Digital payments to boost worker motivation in healthcare
- Written by Geoffrey Serugo

Dr Andrew Bakainaga, the World Health Organization (WHO) country advisor, has asked government to fully embrace digital payment to minimise on the risks associated with cash.
Dr Bakainaga, a public health and epidemiology specialist, said eCash payment reduces corruption tendencies associated with cash.
“Using digital payment, the processes of bureaucracy within the cash payment will drastically reduce since the system is more efficient and robust to deliver motivation and the incentive that is due to the workers,” he said.

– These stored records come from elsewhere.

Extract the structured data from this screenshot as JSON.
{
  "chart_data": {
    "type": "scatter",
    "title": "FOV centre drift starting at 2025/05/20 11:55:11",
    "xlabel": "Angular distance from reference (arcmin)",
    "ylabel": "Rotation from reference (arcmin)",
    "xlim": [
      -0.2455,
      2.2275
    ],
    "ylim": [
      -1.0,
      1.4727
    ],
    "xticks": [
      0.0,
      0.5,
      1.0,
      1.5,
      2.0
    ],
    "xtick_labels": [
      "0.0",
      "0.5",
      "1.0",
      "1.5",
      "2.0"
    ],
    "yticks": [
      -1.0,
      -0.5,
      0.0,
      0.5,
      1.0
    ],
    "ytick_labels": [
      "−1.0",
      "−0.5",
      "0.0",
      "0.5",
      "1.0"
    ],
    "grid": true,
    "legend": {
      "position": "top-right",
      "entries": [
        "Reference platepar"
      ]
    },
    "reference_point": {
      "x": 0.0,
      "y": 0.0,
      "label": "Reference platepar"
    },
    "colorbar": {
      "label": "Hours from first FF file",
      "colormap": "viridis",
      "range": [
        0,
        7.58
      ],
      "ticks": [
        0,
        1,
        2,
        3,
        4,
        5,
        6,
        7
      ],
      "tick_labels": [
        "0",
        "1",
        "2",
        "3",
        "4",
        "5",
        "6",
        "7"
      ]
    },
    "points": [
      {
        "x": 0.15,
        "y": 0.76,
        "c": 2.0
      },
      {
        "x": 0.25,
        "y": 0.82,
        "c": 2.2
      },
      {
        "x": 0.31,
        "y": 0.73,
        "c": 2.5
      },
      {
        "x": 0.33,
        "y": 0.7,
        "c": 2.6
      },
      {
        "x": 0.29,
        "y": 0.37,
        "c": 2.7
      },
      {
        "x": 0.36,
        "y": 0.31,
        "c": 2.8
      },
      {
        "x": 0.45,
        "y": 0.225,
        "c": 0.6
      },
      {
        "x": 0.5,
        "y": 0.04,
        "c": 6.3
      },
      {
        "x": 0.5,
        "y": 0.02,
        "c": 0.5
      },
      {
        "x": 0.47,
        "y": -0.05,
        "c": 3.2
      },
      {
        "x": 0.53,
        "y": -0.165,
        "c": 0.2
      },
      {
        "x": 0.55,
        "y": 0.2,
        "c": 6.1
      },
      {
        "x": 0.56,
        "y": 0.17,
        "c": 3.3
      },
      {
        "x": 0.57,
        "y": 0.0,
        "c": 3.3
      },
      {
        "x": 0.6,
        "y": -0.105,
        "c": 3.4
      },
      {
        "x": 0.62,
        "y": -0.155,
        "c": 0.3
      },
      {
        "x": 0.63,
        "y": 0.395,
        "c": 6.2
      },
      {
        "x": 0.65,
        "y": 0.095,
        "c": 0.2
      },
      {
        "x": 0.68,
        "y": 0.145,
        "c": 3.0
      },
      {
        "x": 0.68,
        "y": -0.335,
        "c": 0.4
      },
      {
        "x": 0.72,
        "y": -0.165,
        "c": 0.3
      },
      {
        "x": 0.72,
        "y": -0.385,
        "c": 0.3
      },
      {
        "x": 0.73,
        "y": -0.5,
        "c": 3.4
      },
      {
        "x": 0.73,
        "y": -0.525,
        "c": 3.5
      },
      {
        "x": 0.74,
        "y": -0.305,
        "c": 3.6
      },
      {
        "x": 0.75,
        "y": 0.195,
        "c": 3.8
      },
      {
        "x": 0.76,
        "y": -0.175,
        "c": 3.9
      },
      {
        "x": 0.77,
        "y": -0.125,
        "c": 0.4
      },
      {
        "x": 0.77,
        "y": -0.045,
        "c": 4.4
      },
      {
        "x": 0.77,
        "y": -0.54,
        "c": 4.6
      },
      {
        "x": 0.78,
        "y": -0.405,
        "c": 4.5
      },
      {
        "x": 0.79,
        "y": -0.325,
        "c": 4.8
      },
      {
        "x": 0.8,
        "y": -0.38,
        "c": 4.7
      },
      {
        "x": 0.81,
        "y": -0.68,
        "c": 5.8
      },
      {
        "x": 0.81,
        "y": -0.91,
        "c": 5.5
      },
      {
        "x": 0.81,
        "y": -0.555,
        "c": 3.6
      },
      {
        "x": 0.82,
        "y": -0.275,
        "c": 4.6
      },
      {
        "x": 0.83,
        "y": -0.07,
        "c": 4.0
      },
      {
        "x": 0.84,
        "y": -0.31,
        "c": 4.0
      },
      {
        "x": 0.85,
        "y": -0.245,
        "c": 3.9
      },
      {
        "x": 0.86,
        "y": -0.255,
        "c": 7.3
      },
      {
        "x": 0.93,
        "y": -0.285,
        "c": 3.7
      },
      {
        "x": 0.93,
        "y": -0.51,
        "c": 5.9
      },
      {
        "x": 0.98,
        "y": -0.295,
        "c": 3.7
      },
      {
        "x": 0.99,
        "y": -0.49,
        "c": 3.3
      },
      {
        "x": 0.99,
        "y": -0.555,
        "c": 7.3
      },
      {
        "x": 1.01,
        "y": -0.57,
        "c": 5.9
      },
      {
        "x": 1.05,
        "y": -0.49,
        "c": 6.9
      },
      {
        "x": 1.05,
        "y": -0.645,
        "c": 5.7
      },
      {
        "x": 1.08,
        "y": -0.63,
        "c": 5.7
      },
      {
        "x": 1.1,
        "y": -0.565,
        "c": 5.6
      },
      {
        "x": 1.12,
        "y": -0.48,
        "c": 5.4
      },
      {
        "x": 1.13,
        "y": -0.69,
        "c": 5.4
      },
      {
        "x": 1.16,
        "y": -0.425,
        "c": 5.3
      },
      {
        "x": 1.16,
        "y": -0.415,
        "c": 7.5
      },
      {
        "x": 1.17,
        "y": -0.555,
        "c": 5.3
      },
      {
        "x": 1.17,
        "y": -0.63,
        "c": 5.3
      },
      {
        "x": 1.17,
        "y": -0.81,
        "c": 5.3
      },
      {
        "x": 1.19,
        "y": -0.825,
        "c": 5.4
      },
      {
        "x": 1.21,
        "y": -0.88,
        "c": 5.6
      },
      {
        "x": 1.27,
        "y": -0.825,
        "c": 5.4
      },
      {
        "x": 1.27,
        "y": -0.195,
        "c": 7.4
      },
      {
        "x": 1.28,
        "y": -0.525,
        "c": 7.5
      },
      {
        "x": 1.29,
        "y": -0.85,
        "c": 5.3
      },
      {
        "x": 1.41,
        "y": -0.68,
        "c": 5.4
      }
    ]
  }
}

He was speaking during the dissemination of the preliminary findings from the Digital Health Payment Initiative and Research (DHPI-R) in Africa project, at the sidelines of the three-day annual scientific health conference in Entebbe on September 21.
The project commissioned a cluster randomised control study that was conducted by Makerere University School of Public Health during the second round of polio mass vaccination campaign last year to compare health workers’ motivation, satisfaction and performance as well as vaccination coverage in areas where campaign health care workers are paid using eCash instead of physical cash.
The study randomized 54 districts and enrolled 2665 health care workers that participated in the mass polio vaccination campaign from November 4 to November 10,2022 and was collected from February 6, 2023 to March 10.
Makerere School of Public Health in partnership with the ministry of Health and ministry of Finance supported 27 districts to operationalize eCash payments while the other 27 district payments received basic guidance.
According to Dr Juliet Aweko, the DHPI-R project coordinator at Makerere University School of Public Health, the study compared the motivation, satisfaction, and performance of vaccination health care workers in areas where they are paid using eCash instead of cash.
It also explored how gender norms and relations influence health workers’ response to payment systems (eCash versus cash payments) and how these affect the health workers’ performance and motivation in polio vaccination campaigns.
According to preliminary overall results, the median period of payment was 40 days post the polio campaign and only half, (1,335) of the total 2665 health care workers received payment via eCash. The majority (57%) of the ecash payments were conducted in the intervention districts, the districts that were supported.